Do you want to know what the sign is? So, you’ll know when to expect Him? Here it is.
“Then the sign of the Son of Man will appear in heaven, and then all the tribes of the earth will mourn, and they will see ‘the Son of Man coming on the clouds of heaven’ with power and great glory.” (emphasis mine)
I find that rather funny. I have laughed out loud over Jesus’ sense of humor here. He keeps telling them, not a sign, not a sign, not a sign. And when he gives them a sign, it’s this: “When you see me, you will know that I have returned.”
So, if you’re going to hold an end-time prophecy seminar and you’re wanting to give people a sign of the end, at least tell them to look for the Son of Man coming in the clouds. Nothing else is a sign.
Take it up with Jesus. He said it, not me.
How to get ready
The next question is, what does it take to be ready? What should people do to be ready when Jesus comes? Study our Bibles more? Pray more? Here is the bad news on that.
You will never be able to read your Bibles enough or pray enough to be ready for Jesus to come. You just can’t. You could read your Bible and pray 24 hours a day and it wouldn’t be enough.
That’s the bad news—and that’s the good news.
If you want to know what to do to be ready, read the next chapter in Matthew—chapter 25. I’ll summarize it for you.

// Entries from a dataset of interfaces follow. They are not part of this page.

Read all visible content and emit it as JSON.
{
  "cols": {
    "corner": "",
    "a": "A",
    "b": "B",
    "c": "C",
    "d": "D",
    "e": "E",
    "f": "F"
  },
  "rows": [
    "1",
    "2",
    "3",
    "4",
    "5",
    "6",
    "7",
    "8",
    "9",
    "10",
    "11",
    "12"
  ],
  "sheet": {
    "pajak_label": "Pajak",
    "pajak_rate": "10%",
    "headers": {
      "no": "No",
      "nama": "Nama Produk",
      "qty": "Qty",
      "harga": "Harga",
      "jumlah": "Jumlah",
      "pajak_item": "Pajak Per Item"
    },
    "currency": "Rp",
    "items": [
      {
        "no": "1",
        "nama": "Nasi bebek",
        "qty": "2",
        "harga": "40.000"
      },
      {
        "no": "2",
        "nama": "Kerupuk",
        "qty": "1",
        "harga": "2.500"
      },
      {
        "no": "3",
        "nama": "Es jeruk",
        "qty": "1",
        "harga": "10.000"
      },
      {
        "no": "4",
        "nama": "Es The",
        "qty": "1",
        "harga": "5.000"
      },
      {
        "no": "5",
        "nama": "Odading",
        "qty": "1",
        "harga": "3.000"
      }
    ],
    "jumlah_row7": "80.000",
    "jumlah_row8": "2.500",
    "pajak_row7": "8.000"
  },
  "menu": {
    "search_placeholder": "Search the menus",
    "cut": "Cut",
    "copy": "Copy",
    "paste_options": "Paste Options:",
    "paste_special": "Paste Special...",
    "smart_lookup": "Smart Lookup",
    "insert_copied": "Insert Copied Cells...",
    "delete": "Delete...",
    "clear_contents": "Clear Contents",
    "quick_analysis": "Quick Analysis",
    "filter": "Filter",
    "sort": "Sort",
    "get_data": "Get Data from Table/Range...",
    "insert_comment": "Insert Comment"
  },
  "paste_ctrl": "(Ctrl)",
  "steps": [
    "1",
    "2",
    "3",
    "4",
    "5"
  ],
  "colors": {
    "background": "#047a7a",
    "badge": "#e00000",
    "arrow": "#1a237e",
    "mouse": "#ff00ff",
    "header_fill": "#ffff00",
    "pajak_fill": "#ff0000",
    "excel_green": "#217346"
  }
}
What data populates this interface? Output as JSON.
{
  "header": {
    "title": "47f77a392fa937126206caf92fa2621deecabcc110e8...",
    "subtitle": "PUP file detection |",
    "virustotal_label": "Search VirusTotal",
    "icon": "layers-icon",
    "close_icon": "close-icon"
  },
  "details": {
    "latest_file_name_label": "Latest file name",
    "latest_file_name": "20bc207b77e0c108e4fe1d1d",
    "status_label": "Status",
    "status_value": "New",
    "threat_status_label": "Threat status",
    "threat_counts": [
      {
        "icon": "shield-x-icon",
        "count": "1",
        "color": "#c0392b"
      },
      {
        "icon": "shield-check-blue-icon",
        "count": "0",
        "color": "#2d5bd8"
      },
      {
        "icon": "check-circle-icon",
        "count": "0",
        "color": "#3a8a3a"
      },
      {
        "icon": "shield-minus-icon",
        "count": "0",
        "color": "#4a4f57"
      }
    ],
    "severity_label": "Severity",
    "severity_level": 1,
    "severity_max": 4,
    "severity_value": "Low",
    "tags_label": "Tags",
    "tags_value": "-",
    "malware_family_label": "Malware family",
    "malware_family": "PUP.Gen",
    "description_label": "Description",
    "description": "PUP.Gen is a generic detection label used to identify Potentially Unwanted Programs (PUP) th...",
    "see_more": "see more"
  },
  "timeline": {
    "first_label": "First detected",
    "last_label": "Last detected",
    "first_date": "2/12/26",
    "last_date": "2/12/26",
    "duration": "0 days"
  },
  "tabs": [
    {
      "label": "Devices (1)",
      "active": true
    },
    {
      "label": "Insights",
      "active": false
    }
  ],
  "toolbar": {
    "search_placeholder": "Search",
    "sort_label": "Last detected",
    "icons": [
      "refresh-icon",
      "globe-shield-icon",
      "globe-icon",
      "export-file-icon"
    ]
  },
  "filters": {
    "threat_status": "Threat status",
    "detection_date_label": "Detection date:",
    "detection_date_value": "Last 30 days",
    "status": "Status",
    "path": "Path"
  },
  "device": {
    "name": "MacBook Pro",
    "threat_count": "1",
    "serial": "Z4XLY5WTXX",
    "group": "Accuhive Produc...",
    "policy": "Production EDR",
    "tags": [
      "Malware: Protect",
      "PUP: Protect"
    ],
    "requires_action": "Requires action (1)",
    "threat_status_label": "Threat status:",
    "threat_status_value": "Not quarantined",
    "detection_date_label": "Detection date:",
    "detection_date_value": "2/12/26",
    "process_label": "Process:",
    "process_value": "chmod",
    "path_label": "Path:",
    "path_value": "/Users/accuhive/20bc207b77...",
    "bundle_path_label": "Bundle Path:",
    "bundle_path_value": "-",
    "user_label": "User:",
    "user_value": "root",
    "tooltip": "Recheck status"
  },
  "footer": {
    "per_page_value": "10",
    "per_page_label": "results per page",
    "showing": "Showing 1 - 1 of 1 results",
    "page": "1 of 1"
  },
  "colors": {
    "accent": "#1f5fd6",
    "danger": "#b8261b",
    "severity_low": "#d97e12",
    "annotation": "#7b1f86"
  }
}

Love God. Love His people.
You see, there is no getting ready for Jesus to come—that’s just plain bad theology. Jesus told the rich young ruler that if he wanted to inherit eternal life there were just two things to do. Love God and love people.
It turns out that getting ready is a whole lot easier than we have tried to make it out to be. When you love God and you love His people, it doesn’t matter if Jesus comes this year, two decades, or two centuries from now. We will be helping fulfill Jesus’ desire to establish God’s kingdom here on earth just as it is in heaven.
Adventists, let’s stop the insanity. And let’s stop the end-time prophecy seminars and focus on preaching a message of loving God and loving His people. I know it won’t draw the crowds, but it will at least be doing what Jesus asked us to do instead of turning His words upside down to cry wolf once again.
“Get ready because Jesus is coming soon”? Bad theology.
Love God and love His people? Good theology.
So let’s do that.
Ron Hessel is a retired pastor in the Pacific Northwest.